Growing up on the cusp of car domination

Growing up on the cusp of car domination

Sydneysider: A personal journey

About 1955, when I was just seven, I started using public transport on my own. These days, such a thing would almost be evidence of child neglect, but half a century ago it was considered quite normal. People had no alternative but to trust their children to the system.

At that time my father, who had contracted a terrible case of tuberculosis in the UK during his war service, spent several months in Concord Repatriation Hospital. It was a repeat visit. He’d been shipped home in 1944 and, because of the damage to his spine, he’d ended up flat on his back in a full-torso plaster cast for about three years.

We had recently moved into a new house in Edgar Street Strathfield and mum visited dad in hospital almost every day. We were fortunate enough to own a car – a big forest green Ford V8 – but mum had never learned to drive. So the trip meant catching the 408 from the end of our street to the south side of Strathfield station, and then crossing to the north side to catch the 458 that ran along Concord Road to the hospital.

After we’d done this a few times, Mum wrote “458” on a piece of paper (in case I forgot), gave me the fare for the two buses and packed me off on my own. She followed on the next bus half an hour later. It all went off without any dramas and this trip became a routine.

Not long after, I had to make several visits to the family dentist whose surgery was on Concord Road, so I was despatched there on all on my own after school. Of course I hated going to the dentist (this was before dental anaesthetics and even the high-speed drill) so mum used to bribe me with enough change to buy a little toy farm animal from the hobby shop right across the road from the surgery.

When I was a bit older I travelled at least once, on my own, (and again preceding mum) to visit Aunt Dolly who ran the Pickwick Lending Library in Clovelly. This involved bus to Strathfield, train to Central then tram to Clovelly. I must have been eight, because the Clovelly tram was closed down in 1957.

The tram trip (route 15B) made a huge impression on me. We didn’t have trams out in Strathfield. To travel on this odd little train that ran through streets of ancient two and three storey houses (we hardly did two-storey either in Strathfield!) sparked a sense of fascination. Who lived, I wondered, in these strange houses with their wonderful iron lacework balconies? And then, at Anzac Parade, the tram shifted from the road and ran on its own track, seemingly through grassy fields. Further east, it diverged from the streets again to pass along its own mysterious rights-of-way.

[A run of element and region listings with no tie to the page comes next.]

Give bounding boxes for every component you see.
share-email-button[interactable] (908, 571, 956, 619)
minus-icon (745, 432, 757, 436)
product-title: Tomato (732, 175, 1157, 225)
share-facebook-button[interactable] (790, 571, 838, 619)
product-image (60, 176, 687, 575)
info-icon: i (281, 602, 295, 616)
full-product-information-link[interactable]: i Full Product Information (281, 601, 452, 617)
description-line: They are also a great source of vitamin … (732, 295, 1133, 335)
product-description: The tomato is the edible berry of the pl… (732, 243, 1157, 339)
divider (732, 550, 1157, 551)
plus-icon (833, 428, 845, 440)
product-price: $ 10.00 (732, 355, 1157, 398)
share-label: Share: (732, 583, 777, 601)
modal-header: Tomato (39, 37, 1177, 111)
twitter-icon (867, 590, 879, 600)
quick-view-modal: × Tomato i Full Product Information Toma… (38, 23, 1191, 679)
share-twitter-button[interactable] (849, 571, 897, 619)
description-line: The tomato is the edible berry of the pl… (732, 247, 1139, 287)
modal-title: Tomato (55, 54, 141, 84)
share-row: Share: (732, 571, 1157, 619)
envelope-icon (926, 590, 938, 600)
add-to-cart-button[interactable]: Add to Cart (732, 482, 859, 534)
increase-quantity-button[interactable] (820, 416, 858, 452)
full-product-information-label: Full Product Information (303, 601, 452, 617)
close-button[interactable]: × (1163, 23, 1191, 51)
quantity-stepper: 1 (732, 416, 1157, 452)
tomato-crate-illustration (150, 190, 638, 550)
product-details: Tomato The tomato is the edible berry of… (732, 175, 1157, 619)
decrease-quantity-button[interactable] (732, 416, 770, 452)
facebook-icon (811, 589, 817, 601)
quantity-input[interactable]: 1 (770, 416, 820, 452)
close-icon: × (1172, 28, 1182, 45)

Looking back, we can see that in 1955 Sydney was on the cusp of a relentless road to automobile domination. In that year the average Australian only travelled about 3000 kilometres by motorised road transport. But the post-war explosion in car ownership had taken off and in the decade from 1950 to 1960 registrations increased by 131 per cent.  Today, the tide of history is flowing in the opposite direction. Per capita vehicle kilometres traveled reached a historic peak – just short of 11,000 kilometres annually – in 2004 when petrol hit 90 cents a litre. They’ve declined ever since, and are now back to the levels of the early 1990s. In 1955, in NSW, there were around 300,000 registered cars for 3.5 million people, which is one for every eight and a half people. Now it’s almost one for two, although the number of people per car is starting to rise.

Around 1958 a few of my friends got bikes and I asked if I could have one too, but my parents refused point-blank. Public transport was one thing, but bikes – which they’d both grown up with – were now far too dangerous for kids. Their attitude reflected a grim reality. At the Babcock and Wilcox factory, where my father started work as a draughtsman in 1952, there were racks for three or four hundred bicycles, but by the mid fifties they were rapidly emptying. No doubt there had been many tragic accidents and what had been a much more common mode of conveyance than the private car was disappearing from the streets.